Wir bedauern zudem Ihre pseudowissenschaftliche Quellenauswahl, die nicht den aktuellen Forschungsstand rezipiert, sondern einseitig und voreingenommen Ihre Thesen bestätigt. Viele Argumentationsweisen, beispielsweise auch zum Erst- und Zweitspracherwerb sind schlichtweg falsch und wissenschaftlich längst widerlegt. Wir wünschen Ihnen einen differenzierten Blick, um Probleme im Bildungs- und Schulsystem weiter anzusprechen und für Veränderungen zu kämpfen.
Ihren Schülern wünschen wir empowernde Strukturen, Selbstbewusstsein und Wege zur Zugehörigkeit. Vor allem wünschen wir Ihren Schülern Menschen, die sie nicht einseitig wahrnehmen, sie in ihren Bedürfnissen ernst nehmen und mit ihnen Rassismus- und Diskriminierungserfahrungen thematisieren. Den Eltern Ihrer Schülern wünschen wir Durchhaltevermögen und Begegnungen der Offenheit im Schulsystem.

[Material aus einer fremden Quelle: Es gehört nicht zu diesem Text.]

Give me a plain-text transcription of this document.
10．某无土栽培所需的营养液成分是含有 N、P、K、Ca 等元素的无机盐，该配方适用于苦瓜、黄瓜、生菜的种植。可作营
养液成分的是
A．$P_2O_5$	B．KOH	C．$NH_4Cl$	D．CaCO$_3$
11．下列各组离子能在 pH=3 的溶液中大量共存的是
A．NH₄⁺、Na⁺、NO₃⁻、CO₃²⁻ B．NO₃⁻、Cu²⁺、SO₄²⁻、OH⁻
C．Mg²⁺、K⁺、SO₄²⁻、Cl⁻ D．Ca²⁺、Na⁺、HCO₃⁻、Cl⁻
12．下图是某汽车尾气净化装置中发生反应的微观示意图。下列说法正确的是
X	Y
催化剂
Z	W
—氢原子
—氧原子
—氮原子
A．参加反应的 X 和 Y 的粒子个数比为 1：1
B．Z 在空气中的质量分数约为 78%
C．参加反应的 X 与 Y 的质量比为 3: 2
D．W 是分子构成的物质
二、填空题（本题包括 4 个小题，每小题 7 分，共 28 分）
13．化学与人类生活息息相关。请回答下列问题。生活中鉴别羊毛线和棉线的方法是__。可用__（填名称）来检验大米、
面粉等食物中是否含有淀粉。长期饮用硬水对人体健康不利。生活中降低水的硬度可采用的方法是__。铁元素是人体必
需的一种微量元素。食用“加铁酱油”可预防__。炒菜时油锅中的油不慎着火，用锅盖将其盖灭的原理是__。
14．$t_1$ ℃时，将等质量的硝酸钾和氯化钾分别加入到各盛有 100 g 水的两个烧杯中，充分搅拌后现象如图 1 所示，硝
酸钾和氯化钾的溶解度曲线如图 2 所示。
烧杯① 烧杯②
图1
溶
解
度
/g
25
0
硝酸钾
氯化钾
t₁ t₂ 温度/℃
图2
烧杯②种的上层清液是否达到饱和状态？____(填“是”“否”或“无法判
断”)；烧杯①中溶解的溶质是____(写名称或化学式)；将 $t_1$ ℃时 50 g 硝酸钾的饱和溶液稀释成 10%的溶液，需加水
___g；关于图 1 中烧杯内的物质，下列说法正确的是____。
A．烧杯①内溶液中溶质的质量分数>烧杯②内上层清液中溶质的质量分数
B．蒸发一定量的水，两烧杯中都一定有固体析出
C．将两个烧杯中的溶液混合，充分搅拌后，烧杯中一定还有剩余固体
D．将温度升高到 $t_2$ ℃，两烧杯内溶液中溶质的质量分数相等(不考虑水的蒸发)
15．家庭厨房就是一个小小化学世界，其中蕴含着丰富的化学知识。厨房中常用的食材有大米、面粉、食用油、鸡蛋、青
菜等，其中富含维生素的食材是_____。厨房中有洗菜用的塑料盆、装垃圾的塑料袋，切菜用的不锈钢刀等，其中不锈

- Im Originaltext der Autor*innen wird das *Gendersternchen genutzt, um alle Geschlechter in der Sprache sichtbar zu machen. Die Redaktion hat sich vorbehalten, Änderungen in der Schreibweise vorzunehmen, um eine leichtere Lesbarkeit zu ermöglichen
- Die Schreibweise Weiß soll den sozialen Konstruktionscharakter des Begriffes betonen, der sich nicht auf die Hautfarbe bezieht, sondern auf die damit verbundene Ideologie und Privilegien.